Le cinéma français à travers les crises
Depuis son invention à la fin du XIXe siècle, le cinéma s’est généralement bien adapté aux crises, qui ont marqué son Histoire. Il a pu être en difficulté, censuré ou même interdit, mais l’inventivité des professionnels et l’envie du public lui ont toujours permis de retrouver le succès.
L’incendie du Bazar de la charité
Le cinéma avait tout juste deux ans lorsqu’il fait face à sa première crise. Le 4 mai 1897, un terrible incendie éclate, dans le Bazar de la charité organisé à Paris pour les bonnes oeuvres. Le feu a pris, dans la cabine de projection installée pour divertir les visiteurs attirés par ce spectacle d’un genre nouveau. Le sinistre coûte la vie à 129 personnes, surtout des femmes et des enfants.

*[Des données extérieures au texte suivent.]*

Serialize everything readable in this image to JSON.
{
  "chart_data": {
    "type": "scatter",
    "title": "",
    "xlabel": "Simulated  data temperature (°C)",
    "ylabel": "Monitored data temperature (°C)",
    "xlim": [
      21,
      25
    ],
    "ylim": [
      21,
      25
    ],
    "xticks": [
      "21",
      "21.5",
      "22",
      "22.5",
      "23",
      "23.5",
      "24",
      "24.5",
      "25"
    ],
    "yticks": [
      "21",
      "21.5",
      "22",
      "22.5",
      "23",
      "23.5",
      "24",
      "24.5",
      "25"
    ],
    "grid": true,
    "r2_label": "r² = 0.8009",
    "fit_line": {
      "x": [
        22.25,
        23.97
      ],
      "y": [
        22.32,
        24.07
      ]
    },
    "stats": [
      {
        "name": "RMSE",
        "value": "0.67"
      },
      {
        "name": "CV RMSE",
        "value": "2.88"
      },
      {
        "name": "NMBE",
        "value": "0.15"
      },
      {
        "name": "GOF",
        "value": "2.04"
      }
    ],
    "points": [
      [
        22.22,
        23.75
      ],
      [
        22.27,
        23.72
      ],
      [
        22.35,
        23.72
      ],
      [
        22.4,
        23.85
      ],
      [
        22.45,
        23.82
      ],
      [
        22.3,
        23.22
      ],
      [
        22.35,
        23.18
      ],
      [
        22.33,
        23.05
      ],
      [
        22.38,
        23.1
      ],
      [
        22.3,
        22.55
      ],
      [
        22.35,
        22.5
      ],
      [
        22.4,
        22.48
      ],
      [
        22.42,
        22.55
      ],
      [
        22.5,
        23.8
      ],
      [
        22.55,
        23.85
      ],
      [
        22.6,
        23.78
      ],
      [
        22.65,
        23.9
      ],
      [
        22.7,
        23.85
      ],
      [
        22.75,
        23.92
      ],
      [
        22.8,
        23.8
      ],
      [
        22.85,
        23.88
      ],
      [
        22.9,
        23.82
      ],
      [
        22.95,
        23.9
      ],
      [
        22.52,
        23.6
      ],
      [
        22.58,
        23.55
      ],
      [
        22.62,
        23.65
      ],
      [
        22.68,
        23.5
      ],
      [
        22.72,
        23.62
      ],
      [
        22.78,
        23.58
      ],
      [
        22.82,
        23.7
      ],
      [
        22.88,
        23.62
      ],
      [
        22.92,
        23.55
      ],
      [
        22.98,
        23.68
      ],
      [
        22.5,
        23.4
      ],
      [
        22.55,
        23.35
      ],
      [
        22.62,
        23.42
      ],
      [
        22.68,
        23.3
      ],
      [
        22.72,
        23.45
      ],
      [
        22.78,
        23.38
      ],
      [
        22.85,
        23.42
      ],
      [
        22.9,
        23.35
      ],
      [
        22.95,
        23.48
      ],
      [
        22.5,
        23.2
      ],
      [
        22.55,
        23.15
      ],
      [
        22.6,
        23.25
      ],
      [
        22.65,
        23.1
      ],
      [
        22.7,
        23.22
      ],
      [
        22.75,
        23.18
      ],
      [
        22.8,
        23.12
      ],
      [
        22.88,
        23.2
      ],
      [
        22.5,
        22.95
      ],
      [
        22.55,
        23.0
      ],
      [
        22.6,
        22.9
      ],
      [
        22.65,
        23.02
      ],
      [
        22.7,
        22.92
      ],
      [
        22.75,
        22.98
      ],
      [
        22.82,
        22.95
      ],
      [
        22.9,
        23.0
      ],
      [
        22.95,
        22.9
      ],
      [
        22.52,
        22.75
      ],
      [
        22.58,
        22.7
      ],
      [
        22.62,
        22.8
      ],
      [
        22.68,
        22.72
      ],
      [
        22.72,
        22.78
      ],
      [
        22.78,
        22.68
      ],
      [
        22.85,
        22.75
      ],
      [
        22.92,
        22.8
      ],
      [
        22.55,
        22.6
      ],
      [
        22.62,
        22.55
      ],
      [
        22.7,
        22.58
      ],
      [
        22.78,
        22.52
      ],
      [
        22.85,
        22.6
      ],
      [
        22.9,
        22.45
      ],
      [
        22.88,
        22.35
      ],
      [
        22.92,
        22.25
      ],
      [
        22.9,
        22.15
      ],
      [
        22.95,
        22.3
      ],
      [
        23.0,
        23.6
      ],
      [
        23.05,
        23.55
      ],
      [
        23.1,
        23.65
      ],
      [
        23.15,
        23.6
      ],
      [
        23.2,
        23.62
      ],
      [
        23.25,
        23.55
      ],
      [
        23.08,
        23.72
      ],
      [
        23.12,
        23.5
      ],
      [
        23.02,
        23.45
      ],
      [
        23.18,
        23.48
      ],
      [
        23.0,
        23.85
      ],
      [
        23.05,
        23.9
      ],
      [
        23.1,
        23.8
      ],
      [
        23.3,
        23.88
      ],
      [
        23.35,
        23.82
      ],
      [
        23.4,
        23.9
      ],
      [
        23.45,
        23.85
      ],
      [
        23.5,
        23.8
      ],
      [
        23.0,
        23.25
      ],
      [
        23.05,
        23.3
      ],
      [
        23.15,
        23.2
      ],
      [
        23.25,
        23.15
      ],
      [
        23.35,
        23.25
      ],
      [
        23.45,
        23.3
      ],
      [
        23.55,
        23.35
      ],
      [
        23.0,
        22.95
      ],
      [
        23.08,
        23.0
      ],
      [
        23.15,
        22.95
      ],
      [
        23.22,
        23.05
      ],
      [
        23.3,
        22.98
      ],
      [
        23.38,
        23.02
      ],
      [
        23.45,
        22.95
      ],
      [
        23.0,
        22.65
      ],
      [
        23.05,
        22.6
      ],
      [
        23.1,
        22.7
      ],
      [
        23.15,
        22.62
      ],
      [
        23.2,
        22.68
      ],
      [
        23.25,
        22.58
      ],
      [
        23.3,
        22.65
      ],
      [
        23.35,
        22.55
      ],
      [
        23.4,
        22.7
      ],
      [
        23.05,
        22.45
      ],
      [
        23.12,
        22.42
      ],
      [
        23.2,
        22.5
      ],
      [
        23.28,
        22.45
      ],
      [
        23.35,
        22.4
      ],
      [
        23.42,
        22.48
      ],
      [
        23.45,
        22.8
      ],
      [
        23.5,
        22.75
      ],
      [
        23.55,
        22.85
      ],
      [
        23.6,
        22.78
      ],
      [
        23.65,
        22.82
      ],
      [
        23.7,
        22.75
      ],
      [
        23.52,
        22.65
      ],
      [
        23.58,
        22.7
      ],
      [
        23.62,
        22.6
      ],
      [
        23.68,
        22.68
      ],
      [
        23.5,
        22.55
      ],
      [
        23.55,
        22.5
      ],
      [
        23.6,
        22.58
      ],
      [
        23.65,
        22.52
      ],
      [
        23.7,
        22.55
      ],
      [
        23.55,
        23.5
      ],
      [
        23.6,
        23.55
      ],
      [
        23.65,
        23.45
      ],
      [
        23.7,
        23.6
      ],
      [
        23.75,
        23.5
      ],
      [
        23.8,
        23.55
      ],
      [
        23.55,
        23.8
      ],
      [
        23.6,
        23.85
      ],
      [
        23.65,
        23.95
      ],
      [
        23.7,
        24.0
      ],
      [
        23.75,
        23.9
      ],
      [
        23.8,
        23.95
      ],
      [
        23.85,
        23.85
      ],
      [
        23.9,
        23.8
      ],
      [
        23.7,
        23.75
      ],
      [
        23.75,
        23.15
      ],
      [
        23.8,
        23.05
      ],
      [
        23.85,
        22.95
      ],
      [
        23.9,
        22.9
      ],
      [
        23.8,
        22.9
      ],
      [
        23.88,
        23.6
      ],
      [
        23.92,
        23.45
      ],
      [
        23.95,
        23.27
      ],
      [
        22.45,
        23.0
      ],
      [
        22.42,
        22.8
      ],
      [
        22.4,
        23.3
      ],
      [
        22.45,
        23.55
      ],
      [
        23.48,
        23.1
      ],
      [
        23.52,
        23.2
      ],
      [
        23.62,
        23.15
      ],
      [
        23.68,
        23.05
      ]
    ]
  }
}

Les séances du Cinématographe, comme on l’appelle alors, sont provisoirement interdites, mais reprennent bientôt. Les victimes étant majoritairement issues des milieux de l’aristocratie et de la bourgeoisie, celles-ci boycottent le cinéma. Mais sa diffusion à travers les fêtes foraines assure son succès, notamment dans les milieux populaires.
La Première Guerre mondiale
Au début du XXe siècle, la production française est particulièrement dynamique en faisant la première industrie cinématographique au Monde, grâce aux films et actualités des studios Gaumont et Pathé.
Mais le début du conflit en 1914 y met un coup d’arrêt brutal. Les comédiens et techniciens sont mobilisés. Les films d’actualité et de propagande sont étroitement encadrés par la censure.
Dépassé par la production américaine, le cinéma français ne trouve un nouveau souffle que dans les années 1930.
La « grippe espagnole »
Cette pandémie, apparue en fait aux États-Unis début 1918, ravage le Monde jusqu’en 1919, faisant de 20 à 100 millions de morts. Le pays généralise les mesures d’hygiène, comme le lavage des mains, le port du masque, la désinfection des lieux publics et des transports. Mais les écoles, les théâtres ou les cinémas restent ouverts en France, à l’exception de quelques villes de province. Cette crise sanitaire conduit à la création de ce qui devient par la suite le Ministère de la Santé.
À Hollywood, des stars tombent malade, d’autres succombent et 20 000 salles de cinéma sont fermées à travers tout le pays.
La Seconde Guerre mondiale
Juste avant le conflit, un grève paralyse l’industrie cinématographique française, pendant le premier semestre 1939. La fréquentation avait atteint un record de 452 millions de spectateurs en 1938, mais le milieu souffre de la crise sociale et de la concurrence étrangère.
Sous l’Occupation, la production française se poursuit difficilement, avec le tournage de 220 films, malgré le manque de pellicule, les coupures d’électricité, les alertes aériennes ou la censure. Cette période sombre produit cependant de grands classiques, comme Les visiteurs du soir (1942) ou Les enfants du paradis (tourné en 1943-44 et sorti en 1945), tous deux réalisés par Marcel Carné. La fréquentation atteint encore 304 millions d’entrées en 1943, les Français se réfugiant, dans les salles de cinéma pour oublier un quotidien particulièrement difficile. Les circonstances font que les films français représentent alors 85 % de parts de marché.
A la Libération, l’épuration touche aussi le milieu du cinéma, certaines vedettes étant poursuivies pour collaboration.
Les événements de mai 68
Le mouvement étudiant fait tache d’huile. Les écoles de cinéma sont occupées par leurs élèves. Les tournages sont interrompus. Les contestataires organisent des États généraux du cinéma réclamant notamment la suppression du C.N.C., certains parlant de l’incendier.
Le festival de Cannes ouvre le 10 mai. Des réalisateurs comme Claude Lelouch, Jean-Luc Godard ou François Truffaut, demandent son arrêt au vu des événements, qui touchent le pays. Les débats en salle de projection sont houleux et tournent même au pugilat. Des cinéastes décident de retirer leur film de la compétition. Des membres du jury démissionnent en signe de solidarité, avec la contestation. Le festival est finalement annulé cinq jours avant son terme. Il n’y eut donc pas de palmarès cette année-là.
Après les accords conclus entre les syndicats de techniciens et de producteurs, les tournages de films reprennent en juin, puis au cours de l’été.